E qui intervengono i rapporti di forza. Se le regole multilaterali garantivano pure le nazioni più piccole, oggi pesa il potere di chi ha più muscoli, finanziari e geopolitici. Fenomeno riscontrato di recente, quando le proteste europee contro il protezionismo dell’Inflation Reduction Act sono state portate dritte alla Casa Bianca, Biden però ha ricevuto Olaf Sholz e Emmanuel Macron ma non la presidente della Commissione Ue, Ursula von der Leyen. Giorgia Meloni ha dovuto incassare il colpo, vero è che l’Italia è platealmente penalizzata dalla rinnovata assertività bilaterale dell’asse franco-tedesco. “Riglobalizzazione selettiva” la definisce Gianmarco Ottaviano della Bocconi, cioè «una riconfigurazione dell’economia globale per gruppi integrati di paesi affini, coalizioni in competizione tra loro per l’egemonia economica, politica e culturale» (corollario: l’uso delle sanzioni economiche contro la Russia per punire Vladimir Putin dell’invasione dell’Ucraina conferma l’assunto).

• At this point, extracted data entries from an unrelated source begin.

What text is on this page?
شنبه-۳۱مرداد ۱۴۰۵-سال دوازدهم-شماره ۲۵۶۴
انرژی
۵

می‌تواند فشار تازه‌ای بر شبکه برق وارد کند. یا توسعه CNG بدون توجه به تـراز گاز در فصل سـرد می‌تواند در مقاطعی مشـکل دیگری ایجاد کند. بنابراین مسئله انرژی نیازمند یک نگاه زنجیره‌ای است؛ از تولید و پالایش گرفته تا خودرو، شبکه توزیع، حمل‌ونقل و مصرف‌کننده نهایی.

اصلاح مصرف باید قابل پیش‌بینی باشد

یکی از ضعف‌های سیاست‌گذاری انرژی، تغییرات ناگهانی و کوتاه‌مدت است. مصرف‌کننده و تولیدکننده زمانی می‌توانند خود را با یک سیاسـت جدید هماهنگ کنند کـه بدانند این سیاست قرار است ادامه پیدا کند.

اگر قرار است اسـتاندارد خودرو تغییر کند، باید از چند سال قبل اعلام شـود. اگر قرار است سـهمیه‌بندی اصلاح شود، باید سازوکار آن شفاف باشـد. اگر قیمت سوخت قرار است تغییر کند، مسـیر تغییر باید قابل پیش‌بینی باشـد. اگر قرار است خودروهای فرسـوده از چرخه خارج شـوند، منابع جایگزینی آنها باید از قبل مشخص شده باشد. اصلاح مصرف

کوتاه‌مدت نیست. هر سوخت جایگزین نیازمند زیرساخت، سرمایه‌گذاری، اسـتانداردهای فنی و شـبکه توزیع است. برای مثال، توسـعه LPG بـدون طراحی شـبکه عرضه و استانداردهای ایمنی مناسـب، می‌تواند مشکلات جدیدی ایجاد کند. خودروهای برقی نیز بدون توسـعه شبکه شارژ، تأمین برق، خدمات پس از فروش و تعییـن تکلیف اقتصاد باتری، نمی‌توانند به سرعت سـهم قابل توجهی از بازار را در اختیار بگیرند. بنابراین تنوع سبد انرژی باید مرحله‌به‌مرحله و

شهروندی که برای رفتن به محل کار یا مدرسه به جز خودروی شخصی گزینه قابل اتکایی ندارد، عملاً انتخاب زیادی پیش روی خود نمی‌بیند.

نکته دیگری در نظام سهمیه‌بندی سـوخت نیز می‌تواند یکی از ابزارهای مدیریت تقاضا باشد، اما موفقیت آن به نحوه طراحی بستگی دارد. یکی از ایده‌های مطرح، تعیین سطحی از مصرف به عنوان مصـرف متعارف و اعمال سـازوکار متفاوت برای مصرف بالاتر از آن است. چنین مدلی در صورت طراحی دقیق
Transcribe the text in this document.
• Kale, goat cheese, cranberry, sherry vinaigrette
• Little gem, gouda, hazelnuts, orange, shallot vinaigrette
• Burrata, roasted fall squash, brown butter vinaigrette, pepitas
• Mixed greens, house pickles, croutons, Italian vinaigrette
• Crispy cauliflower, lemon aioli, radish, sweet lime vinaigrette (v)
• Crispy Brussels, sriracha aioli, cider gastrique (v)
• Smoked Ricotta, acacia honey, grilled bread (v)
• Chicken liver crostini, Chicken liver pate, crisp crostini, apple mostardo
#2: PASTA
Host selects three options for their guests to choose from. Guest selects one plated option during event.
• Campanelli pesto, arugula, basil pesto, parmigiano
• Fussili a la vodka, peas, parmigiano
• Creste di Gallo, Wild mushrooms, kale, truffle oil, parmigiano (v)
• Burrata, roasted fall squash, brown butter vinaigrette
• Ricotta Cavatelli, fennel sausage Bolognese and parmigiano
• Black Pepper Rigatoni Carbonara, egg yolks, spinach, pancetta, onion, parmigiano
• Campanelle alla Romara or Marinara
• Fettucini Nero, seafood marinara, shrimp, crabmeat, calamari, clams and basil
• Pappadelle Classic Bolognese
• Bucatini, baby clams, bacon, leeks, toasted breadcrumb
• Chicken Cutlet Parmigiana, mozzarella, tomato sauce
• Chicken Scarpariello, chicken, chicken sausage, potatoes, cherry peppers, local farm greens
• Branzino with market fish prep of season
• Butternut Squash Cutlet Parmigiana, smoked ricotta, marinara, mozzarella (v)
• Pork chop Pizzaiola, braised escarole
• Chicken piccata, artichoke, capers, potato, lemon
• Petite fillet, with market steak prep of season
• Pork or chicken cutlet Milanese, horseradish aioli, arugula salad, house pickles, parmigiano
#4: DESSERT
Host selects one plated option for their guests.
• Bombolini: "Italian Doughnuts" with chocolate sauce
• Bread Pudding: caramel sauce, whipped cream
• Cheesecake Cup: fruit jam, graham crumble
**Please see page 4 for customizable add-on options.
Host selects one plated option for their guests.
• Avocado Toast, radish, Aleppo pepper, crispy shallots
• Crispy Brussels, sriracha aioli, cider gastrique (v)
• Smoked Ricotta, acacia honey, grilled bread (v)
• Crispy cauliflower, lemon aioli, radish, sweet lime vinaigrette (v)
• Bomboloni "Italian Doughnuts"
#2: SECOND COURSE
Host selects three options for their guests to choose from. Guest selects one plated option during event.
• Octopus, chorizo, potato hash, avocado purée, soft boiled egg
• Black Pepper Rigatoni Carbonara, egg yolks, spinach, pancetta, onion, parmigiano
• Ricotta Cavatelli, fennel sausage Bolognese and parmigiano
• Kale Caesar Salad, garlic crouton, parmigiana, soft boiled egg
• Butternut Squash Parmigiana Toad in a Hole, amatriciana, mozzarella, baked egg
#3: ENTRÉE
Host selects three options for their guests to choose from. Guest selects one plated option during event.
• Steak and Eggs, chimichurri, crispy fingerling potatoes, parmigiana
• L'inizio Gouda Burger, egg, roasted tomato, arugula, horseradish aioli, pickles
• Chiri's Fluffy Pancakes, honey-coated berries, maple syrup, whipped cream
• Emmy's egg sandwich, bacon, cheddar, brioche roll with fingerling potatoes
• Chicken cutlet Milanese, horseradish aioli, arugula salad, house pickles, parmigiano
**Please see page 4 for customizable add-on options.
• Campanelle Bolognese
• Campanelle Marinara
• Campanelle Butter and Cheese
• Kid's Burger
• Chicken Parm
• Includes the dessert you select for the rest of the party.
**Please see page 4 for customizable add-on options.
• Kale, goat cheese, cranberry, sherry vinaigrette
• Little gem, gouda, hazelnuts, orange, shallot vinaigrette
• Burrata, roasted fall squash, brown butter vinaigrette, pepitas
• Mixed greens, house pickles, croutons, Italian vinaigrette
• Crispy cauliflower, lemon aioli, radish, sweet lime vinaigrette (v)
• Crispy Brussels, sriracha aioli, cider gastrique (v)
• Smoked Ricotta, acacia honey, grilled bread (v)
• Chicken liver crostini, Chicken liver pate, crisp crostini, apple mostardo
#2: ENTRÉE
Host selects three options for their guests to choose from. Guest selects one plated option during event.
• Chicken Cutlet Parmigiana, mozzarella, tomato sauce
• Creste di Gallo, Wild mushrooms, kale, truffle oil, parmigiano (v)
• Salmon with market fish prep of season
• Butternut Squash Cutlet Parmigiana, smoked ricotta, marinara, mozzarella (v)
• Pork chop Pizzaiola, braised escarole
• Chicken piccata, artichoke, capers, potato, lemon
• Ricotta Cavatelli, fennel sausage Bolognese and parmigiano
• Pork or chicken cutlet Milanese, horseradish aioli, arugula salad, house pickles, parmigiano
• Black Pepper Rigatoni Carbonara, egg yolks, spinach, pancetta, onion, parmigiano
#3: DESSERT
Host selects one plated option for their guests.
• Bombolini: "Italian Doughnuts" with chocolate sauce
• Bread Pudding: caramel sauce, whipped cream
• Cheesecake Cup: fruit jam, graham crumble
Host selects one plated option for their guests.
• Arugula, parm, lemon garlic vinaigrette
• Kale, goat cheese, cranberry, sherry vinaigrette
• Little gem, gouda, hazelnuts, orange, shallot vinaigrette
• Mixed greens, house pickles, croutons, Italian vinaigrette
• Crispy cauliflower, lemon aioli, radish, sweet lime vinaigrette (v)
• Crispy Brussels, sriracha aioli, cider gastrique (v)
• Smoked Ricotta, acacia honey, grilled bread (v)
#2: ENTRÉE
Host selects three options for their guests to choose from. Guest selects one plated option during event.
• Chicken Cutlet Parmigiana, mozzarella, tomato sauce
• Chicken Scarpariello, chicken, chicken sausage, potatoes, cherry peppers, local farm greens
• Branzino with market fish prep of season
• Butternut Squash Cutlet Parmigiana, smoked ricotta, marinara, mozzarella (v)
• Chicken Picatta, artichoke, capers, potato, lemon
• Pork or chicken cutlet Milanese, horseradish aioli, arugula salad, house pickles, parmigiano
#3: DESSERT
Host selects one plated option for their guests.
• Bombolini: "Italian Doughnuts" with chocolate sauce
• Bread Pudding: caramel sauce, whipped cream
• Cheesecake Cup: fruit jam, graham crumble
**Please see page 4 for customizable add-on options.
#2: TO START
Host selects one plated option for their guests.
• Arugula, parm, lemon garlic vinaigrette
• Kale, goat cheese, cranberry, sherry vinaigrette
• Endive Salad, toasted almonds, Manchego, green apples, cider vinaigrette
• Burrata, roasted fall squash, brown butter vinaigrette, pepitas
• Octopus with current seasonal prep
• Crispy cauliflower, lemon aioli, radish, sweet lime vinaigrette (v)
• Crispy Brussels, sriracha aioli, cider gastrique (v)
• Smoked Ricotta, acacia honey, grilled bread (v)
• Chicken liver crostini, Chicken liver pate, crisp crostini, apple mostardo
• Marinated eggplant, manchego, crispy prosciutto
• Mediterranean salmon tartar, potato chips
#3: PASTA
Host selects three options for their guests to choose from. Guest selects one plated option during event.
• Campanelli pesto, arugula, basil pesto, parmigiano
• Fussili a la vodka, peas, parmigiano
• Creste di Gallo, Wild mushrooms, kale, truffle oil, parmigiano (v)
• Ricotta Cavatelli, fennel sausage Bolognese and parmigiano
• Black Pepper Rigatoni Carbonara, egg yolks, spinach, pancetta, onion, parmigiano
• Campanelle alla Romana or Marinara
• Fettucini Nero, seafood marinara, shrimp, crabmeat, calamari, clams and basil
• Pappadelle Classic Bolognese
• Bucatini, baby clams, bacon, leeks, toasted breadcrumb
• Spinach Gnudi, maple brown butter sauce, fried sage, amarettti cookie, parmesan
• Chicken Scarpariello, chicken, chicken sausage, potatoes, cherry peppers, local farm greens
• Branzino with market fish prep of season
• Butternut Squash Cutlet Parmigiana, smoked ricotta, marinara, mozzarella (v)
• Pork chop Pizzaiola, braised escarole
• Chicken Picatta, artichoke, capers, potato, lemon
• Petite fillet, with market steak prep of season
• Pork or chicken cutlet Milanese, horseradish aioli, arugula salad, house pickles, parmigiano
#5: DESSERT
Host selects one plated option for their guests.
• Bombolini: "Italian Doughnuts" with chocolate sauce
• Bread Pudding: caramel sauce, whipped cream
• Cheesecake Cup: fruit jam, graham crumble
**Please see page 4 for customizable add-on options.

Ecco, le sanzioni sono una faccia della riglobalizzazione selettiva, l’altra sono i sussidi alle imprese. E la Cina qui batte ogni altro competitor. Bisognerà quindi valutare come l’Italia – agendo di concerto con l’Unione europea – possa competere con il colosso asiatico attivo sui mercati con le sue aziende di stato.

Le carte sul tavolo sono tre: l’ondata di neo-maccartismo anticinese; la realtà comunemente accettata in occidente in cui Pechino è il “nemico sistemico n.1”; con Xi Jinping al terzo mandato la Cina da superpotenza economica ha ora legittime ambizioni da protagonista geopolitico. Tutti fattori dirompenti e gravidi di rischi. Escludere o cercare di mettere all’angolo una nazione orgogliosa e motivata, con un mercato da 1,4 miliardi di abitanti, potrebbe avere conseguenze pesanti sia sul piano economico che militare.